Fund Leader of the Year nominees

This is awarded to an individual who has made a key impact on his or her firm or the industry as a whole through an innovative concept, directive or product.

Cathie Wood, founder, CEO, and CIO, ARK Investment Management 

ARK Investment Management may have been the biggest winner of the ongoing bitcoin fever so far.

Wood got in on bitcoin almost three years ago at $250 per coin through the Bitcoin Investment Trust. Bitcoin is valued at around $10,000 per coin today.

The two Ark exchange-traded funds invested in the cryptocurrency took the crown for top-performing ETFs in 2017 among products that don’t have inverse or leveraged strategies, according to Lipper.

The $584m ARK Innovation ETF (ARKK) and the $370m ARK Web X.0 ETF (ARKW) returned 90.38% and 88.56%, respectively, Lipper data shows.

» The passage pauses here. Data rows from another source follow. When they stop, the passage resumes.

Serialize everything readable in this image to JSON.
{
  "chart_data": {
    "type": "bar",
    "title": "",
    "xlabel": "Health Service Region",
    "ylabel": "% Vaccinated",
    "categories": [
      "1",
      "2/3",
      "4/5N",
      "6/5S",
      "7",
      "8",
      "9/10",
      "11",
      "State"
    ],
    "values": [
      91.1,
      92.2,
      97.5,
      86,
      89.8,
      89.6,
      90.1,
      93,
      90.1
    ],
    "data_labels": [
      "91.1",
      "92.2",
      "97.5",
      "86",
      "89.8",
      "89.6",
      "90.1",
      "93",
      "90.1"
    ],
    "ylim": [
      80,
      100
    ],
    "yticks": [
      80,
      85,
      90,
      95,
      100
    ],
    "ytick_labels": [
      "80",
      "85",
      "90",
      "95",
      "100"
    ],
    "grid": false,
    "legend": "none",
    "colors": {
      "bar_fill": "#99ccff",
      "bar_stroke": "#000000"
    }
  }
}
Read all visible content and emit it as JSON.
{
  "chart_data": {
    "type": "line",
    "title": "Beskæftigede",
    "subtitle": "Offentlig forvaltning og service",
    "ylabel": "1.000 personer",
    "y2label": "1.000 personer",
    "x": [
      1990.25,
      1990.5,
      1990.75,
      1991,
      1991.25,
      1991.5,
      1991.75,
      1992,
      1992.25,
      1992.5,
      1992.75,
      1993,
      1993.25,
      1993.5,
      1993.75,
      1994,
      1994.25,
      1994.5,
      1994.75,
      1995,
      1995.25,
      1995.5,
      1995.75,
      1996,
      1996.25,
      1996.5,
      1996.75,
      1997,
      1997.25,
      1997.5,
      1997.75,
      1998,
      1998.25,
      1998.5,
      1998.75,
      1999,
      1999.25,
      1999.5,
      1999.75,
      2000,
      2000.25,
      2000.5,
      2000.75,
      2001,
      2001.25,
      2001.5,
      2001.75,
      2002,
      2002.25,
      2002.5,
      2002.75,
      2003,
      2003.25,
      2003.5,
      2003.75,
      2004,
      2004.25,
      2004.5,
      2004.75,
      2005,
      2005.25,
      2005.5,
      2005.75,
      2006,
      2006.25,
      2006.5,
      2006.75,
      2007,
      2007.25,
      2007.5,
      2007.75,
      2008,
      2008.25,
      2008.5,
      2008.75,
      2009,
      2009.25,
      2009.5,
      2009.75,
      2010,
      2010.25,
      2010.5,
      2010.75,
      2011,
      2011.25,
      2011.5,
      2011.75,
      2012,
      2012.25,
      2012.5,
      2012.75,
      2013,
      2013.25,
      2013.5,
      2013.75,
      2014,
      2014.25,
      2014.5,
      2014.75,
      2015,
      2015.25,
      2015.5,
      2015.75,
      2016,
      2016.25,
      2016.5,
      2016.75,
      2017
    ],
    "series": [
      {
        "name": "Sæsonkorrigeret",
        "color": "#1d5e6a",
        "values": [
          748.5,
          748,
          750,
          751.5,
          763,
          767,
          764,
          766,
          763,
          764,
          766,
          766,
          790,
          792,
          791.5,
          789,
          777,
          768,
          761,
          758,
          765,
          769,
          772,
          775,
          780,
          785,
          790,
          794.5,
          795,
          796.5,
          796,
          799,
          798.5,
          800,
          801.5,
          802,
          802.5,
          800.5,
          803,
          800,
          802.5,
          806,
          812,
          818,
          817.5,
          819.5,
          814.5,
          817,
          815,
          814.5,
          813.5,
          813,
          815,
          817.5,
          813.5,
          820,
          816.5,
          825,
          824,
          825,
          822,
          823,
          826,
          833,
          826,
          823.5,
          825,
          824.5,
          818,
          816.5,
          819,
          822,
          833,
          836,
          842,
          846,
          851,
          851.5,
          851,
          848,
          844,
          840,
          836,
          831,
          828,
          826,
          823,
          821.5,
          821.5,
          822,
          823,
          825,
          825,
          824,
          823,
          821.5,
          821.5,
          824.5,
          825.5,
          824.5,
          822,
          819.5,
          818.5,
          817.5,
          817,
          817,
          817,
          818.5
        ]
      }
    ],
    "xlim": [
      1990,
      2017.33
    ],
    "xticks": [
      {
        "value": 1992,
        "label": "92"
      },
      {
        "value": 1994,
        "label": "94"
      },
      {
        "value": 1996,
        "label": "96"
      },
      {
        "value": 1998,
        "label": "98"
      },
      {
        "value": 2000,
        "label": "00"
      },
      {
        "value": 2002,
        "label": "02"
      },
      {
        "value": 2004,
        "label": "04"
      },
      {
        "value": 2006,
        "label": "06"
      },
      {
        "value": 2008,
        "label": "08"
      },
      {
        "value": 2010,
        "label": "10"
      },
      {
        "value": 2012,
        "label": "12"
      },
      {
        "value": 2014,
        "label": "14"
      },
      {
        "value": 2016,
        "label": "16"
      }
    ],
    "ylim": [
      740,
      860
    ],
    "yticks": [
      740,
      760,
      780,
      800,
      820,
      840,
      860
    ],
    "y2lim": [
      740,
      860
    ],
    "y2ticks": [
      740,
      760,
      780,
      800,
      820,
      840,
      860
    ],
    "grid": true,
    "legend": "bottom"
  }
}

Wood left AllianceBernstein after 12 years to form the emerging tech-focused ETF firm in 2014, where she initially dived into the not-so-popular actively managed equity ETF space before adding a slate of index ETFs.

Today she is still the majority owner of ARK, but her endeavor attracted a 16% minority investment last year from NAMA Investment Partners, a wholly owned subsidiary of largely Asia-based Nikko Asset Management.

Resolute Investment Managers, the parent company of American Beacon Advisors, took a 23% stake in 2016.

The minority stakes gave the firm strong corporate backing and distribution opportunities through Japan, the Asia-Pacific region and the US.

Ark subadvises the NikkoAM Global Fintech Equity Fund, launched at the end of 2016. Ark’s efforts earned the “Morningstar Fund of the year 2017 Global Equity Award” in Japan.

Marie Chandoha, president and CEO, Charles Schwab Investment Management

2017 marked a year of growth for Charles Schwab Investment Management.

In an era of fierce competition and fee compression, the firm made a name for itself by continuously slashing fees on its suite of ultra-low-cost funds. Under Chandoha’s leadership, Schwab experienced 65.8% growth in exchange-traded fund assets year over year, strengthening its position as the fifth largest ETF provider overall.

In February 2017, Schwab cut expenses on its entire lineup of market cap-weighted index mutual funds and fundamental index mutual funds, making them as cheap as their Schwab ETF equivalents. The firm also eliminated all investment minimums for market-cap index mutual funds and unified the products under a single share class.

This paid off  as flows from smaller investors increased almost five-fold since, from $48.5m to $249m among clients with accounts ranging between $50,000 and $100,000, according to Schwab.

The launch of the Schwab 1000 Index ETF (SCHK) in October was also a testament of the firm’s embrace of low cost. SCHK gives exposure to America’s largest 1000 stocks for only five basis points – half the cost of the closest competitor. The ETF took in almost $300m assets since its launch.

Bruno del Ama, founder and CEO, Global X Funds

Global X Funds was the fastest growing ETF provider by net new flows in 2017, according to ETF.com.

The firm kicked off 2017 with $3.8bn in assets and ended the year with more than double — $8.6bn.

Global X gained popularity with its thematic ETFs, notably the $2.2bn Global X Robotics & Artificial Intelligence ETF (BOTZ), which took in $1.37bn in assets last year, and the $1bn Global X Lithium and Battery Technology ETF (LIT), which took in $824m, according to ETF.com.

Under del Ama’s leadership, some Global X ETFs were made available on Schwab’s commission-free platform to boost distribution. Del Ama was also instrumental in hiring Merrill Lynch Wealth Management’s star ETF model maker Jon Maier at a time when advisers are flocking to model portfolios. Maier has since developed three models illustrating how financial advisers can use the firm’s offerings, especially its thematic ETFs (FA, 12/11).

Andy Arnott
, president and CEO, John Hancock Investments

John Hancock posted $28bn in gross sales and nearly $5bn in net sales in 2017. The sales success went hand in hand with Arnott’s leadership.

The firm redesigned its sales model with the use of advanced analytics to optimize territory assignments to provide better coverage. More than 80% of funds had fee cuts under Andy’s leadership, including funds in all asset categories, target-date funds, and 529 plan portfolios.

The firm achieved a five-year organic growth rate of 98.8%, versus an industry average of just 4.3%, among intermediary-sold funds, according to Strategic Insight. Its suite of smart beta ETFs—with indices designed by Dimensional Fund Advisors –  surpassed $1bn in assets under management in just two years.

In December 2017, the firm appointed Arnott head of Manulife’s wealth and asset management business in the US and Europe to align the resources that Manulife, Hancock’s parent company, uses for its institutional clients with Hancock’s retail and retirement resources in a bid to better serve clients.